Cooperative institutionalism as a framework for sustainable development

Sarah attended the 2012 United Nations Rio+20 summit where she represented James Cook University. She is the National Scholarship Recipient and she is currently studying a Masters of Practical Development.


Key Point: In order to streamline and improve the legitimacy of the United Nations Institutional Framework for Sustainable Development (IFSD) it is proposed that Sustainability is elevated to the status of council, superseding the ideologically antiquated Economic and Social Council (ECOSOC).

• The new Sustainable Development Council would utilize and improve on the existing coordinating machinery of ECOSOC.

• Cooperative institutionalism (derived from the example of cooperative federalism in Australia) would be the functional protocol employed. The Sustainable Development Council would serve as the coordinative, managerial body thereby ensuring the reduction of waste, duplication and inefficiencies throughout the various functional committees, specialized agencies, programmes and funds.

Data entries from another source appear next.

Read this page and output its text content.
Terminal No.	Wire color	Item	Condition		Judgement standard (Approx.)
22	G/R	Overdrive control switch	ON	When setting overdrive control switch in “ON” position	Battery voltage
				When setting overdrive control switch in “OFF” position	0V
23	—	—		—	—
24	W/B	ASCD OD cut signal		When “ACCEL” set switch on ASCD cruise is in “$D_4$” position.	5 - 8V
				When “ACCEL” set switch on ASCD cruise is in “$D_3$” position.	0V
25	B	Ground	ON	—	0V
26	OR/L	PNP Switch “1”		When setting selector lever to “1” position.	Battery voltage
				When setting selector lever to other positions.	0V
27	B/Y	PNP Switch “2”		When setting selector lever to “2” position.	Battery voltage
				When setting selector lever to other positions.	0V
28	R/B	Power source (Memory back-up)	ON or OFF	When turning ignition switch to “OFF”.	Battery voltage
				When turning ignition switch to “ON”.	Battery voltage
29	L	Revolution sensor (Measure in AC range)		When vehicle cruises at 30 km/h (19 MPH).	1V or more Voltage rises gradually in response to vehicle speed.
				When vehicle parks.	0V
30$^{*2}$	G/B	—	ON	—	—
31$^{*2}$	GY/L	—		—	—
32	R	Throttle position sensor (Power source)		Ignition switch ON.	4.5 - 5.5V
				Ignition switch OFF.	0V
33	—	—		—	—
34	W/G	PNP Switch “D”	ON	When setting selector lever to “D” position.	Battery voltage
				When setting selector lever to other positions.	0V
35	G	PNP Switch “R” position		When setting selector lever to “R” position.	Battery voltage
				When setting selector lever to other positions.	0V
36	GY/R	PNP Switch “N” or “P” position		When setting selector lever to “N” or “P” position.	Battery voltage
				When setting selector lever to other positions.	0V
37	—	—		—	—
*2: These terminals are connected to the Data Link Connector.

• The highest priority for Rio+20 is the establishment of a well defined approach that adequately balances socio-economic goals with the sustainable use of natural resources and the stewardship of ecosystem services. It is essential that this is simultaneously developed with a means for measuring both the advances and bottlenecks experienced along goal pathways, in accordance with the contexts and priorities of each country.

• The Sustainable Development Council would effectively establish and monitor the proposed Sustainable Development Goals and universal sustainable development.

• The fundamental ideology of “sustainable development” is the integration of the three pillars of society, the economy and the environment; with the acknowledgment that both society and the economy are presided by environmental limitations. The current UN managerial organ

ECOSOC is a direct contradiction of this fundamental premise and exemplifies antiquated development practices.

• The utilization of the existing coordinating machinery of ECOSOC would remove current concerns and would enable a more rapid transformation to a more ideologically and practically sustainable network. This is opposed to the generation of another committee or specialized agency which would add to the current issues of duplication and waste.

• Calls have been made for UNEP to be promoted to the state of council; however this would still engender an imbalance of the three pillars of sustainability and would also ignore the valuable network of functional committees, specialized agencies, programmes and funds within the ECOSOC framework.